Questo cofanetto è uno strumento tecnico progettato per gli enologi, che consente di valutare in laboratorio l’impatto di diverse origini botaniche sulla matrice e sulla Struttura dei vostri vini.
1. Per i vostri Vini: Lavoro di Architettura e di Equilibrio
Questo kit vi permette di lavorare la struttura del vino giocando sulle interazioni fenoliche e sull'apporto di composti strutturanti.
Gestire il volume e la rotondità: Testate la capacità dell' Acacia di avvolgere tannini a volte duri e di densificare il centro bocca, senza apportare note tostate.
Rafforzare la spina dorsale: Valutate l'apporto del Castagno o dei Semi d'Uva per ridare tensione, fermezza e aumentare il potenziale di invecchiamento grazie alle loro proprietà antiossidanti naturali.

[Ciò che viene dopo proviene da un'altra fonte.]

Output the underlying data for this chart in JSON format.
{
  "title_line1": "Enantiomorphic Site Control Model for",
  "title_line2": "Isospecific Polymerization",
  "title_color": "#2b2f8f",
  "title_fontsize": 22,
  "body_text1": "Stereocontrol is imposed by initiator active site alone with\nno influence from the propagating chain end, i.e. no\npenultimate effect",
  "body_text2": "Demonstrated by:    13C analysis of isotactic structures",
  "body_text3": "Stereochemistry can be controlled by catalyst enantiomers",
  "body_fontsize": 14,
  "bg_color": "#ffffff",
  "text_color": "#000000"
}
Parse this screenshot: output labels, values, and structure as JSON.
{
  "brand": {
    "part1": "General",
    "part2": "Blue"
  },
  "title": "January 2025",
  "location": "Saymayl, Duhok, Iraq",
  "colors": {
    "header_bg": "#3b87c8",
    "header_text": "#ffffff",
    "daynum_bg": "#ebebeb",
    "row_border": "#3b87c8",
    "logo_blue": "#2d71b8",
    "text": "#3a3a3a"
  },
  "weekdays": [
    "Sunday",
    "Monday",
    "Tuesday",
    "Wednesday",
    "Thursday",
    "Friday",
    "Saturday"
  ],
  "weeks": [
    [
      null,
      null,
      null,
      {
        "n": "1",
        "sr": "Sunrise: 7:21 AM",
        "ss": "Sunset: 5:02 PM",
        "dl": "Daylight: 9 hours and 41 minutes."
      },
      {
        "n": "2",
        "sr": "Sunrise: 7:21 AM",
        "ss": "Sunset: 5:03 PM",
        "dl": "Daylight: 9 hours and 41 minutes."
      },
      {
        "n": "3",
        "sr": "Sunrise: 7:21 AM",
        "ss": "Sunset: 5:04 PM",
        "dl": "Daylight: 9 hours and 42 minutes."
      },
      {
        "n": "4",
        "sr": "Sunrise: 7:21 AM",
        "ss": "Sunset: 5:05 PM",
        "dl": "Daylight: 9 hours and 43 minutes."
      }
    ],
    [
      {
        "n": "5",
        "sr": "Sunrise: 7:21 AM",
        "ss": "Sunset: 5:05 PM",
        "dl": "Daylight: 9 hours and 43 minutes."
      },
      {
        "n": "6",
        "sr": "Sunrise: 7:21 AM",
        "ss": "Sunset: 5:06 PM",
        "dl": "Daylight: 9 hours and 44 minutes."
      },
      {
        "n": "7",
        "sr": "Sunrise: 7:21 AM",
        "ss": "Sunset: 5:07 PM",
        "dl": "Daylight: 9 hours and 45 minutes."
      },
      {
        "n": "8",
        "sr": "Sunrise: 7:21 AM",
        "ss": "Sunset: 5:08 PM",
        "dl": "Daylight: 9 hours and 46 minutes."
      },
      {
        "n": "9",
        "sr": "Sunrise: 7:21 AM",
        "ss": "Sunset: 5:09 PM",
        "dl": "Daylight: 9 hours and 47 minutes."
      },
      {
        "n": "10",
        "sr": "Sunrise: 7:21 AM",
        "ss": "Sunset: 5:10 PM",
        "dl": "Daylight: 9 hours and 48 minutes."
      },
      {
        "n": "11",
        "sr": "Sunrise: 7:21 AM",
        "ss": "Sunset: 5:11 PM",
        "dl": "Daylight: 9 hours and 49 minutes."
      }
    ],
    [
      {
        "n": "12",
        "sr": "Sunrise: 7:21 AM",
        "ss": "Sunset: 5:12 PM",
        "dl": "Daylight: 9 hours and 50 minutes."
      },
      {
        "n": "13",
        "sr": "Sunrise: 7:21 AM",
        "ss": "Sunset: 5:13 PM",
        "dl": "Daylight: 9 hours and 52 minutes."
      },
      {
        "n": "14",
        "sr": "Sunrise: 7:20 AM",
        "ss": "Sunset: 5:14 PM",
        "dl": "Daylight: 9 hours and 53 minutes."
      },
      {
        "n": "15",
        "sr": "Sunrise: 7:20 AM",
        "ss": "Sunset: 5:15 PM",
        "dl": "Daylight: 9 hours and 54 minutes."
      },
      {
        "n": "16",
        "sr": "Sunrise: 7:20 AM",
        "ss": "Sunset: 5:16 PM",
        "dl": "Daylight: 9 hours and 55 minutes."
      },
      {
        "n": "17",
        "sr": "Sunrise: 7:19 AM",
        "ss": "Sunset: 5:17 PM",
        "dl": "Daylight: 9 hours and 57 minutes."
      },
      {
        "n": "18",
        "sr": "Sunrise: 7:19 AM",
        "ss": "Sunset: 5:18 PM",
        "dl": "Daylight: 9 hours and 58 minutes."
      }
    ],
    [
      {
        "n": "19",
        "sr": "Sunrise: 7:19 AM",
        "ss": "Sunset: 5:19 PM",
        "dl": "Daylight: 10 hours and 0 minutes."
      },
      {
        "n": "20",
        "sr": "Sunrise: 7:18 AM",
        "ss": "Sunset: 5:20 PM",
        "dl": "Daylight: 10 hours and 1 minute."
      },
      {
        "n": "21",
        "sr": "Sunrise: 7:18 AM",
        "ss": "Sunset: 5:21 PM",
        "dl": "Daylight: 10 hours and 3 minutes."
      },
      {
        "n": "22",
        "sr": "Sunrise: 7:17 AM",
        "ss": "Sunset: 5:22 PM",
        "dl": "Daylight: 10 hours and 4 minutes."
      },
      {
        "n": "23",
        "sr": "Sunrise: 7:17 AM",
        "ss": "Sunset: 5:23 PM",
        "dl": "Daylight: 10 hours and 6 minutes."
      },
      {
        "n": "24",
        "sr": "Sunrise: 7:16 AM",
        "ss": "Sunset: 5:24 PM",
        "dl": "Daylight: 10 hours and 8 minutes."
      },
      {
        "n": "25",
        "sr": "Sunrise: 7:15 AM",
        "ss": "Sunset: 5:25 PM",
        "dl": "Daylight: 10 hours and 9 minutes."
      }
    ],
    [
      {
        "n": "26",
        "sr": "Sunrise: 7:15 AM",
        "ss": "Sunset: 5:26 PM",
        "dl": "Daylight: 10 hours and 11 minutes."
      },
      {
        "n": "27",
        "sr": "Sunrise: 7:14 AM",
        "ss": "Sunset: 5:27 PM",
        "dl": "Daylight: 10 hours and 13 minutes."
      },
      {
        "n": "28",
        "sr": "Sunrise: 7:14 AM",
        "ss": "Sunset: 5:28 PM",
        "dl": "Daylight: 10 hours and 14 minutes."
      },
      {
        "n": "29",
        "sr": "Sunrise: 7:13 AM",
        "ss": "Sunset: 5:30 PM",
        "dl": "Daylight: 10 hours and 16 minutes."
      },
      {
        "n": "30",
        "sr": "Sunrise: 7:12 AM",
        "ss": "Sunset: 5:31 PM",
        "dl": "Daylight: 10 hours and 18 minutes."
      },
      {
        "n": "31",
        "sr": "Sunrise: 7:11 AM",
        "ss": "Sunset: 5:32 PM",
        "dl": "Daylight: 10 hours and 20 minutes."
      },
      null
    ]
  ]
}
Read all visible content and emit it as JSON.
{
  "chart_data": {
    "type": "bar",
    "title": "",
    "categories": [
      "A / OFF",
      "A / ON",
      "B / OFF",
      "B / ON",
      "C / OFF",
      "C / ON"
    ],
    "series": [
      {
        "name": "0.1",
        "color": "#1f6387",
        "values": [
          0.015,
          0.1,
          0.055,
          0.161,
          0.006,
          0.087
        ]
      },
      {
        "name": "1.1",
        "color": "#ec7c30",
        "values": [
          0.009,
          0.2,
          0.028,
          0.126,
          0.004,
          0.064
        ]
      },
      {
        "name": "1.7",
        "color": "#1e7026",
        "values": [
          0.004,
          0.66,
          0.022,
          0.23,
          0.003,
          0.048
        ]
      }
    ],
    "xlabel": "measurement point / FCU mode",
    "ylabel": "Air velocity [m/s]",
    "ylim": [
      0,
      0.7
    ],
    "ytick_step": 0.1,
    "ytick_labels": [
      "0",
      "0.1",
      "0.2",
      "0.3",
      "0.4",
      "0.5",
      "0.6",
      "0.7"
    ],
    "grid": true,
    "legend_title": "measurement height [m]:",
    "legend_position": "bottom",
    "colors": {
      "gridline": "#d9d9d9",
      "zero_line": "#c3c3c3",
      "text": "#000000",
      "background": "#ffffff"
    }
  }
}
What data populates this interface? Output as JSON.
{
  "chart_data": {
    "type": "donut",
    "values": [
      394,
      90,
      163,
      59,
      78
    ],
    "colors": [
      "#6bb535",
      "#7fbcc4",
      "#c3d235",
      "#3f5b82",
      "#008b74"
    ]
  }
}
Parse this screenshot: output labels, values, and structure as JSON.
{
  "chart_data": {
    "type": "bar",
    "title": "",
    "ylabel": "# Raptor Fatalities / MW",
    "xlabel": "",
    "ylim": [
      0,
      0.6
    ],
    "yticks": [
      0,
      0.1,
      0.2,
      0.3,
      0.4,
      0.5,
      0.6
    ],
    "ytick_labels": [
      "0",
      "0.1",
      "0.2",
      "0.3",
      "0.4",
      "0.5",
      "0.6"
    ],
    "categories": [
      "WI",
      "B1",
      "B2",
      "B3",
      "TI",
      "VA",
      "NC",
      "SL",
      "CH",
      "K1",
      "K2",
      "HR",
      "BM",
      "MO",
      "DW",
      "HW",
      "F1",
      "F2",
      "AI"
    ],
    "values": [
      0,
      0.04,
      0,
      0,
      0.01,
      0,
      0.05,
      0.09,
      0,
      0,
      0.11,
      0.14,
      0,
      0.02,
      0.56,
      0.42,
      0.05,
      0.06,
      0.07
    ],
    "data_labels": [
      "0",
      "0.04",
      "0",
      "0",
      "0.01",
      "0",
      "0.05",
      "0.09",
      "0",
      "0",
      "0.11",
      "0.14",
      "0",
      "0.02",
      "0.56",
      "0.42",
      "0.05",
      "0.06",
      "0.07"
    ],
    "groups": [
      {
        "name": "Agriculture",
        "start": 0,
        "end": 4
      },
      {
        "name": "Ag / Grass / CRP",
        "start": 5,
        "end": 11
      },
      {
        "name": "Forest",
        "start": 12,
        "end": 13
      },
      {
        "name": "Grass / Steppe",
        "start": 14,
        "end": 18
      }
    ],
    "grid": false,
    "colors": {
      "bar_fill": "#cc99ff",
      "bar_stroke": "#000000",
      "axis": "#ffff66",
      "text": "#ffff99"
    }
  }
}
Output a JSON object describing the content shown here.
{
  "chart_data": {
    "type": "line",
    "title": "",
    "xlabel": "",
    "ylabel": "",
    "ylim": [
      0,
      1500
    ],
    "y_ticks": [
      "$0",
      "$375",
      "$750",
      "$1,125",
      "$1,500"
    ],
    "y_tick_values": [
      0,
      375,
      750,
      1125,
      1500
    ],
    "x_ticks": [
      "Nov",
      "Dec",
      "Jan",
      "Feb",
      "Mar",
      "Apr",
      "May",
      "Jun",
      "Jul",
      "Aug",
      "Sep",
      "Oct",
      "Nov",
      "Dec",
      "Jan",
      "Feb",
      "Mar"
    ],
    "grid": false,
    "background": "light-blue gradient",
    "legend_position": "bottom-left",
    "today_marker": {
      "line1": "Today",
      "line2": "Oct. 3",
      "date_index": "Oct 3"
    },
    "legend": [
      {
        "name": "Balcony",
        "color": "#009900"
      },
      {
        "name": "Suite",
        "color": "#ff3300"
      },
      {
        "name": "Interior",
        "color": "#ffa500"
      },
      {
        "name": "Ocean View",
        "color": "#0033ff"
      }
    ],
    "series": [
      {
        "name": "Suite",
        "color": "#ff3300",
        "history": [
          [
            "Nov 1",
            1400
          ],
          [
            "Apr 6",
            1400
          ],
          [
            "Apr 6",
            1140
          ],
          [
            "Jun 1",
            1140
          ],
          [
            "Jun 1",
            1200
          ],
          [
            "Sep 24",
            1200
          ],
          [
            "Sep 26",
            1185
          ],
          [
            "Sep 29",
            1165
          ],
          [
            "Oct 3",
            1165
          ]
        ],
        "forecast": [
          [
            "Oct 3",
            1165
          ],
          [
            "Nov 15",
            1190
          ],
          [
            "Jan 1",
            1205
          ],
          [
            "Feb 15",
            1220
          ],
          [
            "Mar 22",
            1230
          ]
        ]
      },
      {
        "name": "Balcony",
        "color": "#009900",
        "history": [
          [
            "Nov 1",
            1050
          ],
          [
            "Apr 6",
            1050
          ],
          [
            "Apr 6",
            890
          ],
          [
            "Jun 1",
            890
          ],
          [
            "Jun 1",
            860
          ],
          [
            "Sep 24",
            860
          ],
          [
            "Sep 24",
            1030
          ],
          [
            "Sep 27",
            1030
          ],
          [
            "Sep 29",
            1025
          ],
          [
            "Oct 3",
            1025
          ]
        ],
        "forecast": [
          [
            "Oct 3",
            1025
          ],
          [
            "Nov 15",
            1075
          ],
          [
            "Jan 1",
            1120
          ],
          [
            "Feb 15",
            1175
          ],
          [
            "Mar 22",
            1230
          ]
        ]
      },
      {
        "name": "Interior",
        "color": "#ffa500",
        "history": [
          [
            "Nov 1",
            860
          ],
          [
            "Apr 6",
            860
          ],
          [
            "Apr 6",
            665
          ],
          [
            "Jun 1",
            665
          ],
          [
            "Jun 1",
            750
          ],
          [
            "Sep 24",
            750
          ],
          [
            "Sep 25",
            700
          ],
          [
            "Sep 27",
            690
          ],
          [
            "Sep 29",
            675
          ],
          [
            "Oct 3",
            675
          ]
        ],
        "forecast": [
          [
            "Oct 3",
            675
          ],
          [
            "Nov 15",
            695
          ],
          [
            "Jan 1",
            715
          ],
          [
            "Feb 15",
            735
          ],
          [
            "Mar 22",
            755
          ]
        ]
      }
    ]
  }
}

Precisione dell'affinamento:Confrontate l'impatto strutturale delRovere(#810) o delCiliegioper definire il profilo di affinamento (apporto tannico e volume) più adatto alla materia prima del vostro millesimo.
2. Un'opportunità tecnica per le bevande analcoliche e soft
Questo kit è anche un grande vantaggio per lo sviluppo di nuovi prodotti non fermentati o disalcolizzati.
La constatazione: L'assenza di alcol priva la bevanda della sua viscosità naturale e del suo "peso", rendendo la bocca spesso fugace.
La risposta Struttura: Questi estratti permettono di ricostruire fisicamente il corpo della bevanda. Compensano la perdita di etanolo restituendo densità e lunghezza, essenziali per offrire un'esperienza di degustazione qualitativa su un soft o un vino disalcolizzato.
⚠️ Punto di Vigilanza Regolamentare :
Questo kit è uno strumento di esplorazione R&D.
Vini (OIV/UE) : L'uso è regolamentato. La Quercia, il Semenzaio d'Uva e il Castagno sono tannini enologici riconosciuti. Tuttavia, l'uso del Ciliegio o dell' Acacia è NON CODEX e può essere soggetto a restrizioni o divieti secondo i disciplinari di produzione.
Bevande analcoliche e soft drink : La regolamentazione (spesso agroalimentare) è diversa e consente generalmente un uso più ampio di questi estratti naturali.
È responsabilità dell’enologo convalidare la conformità degli input in base alla categoria giuridica del prodotto finito.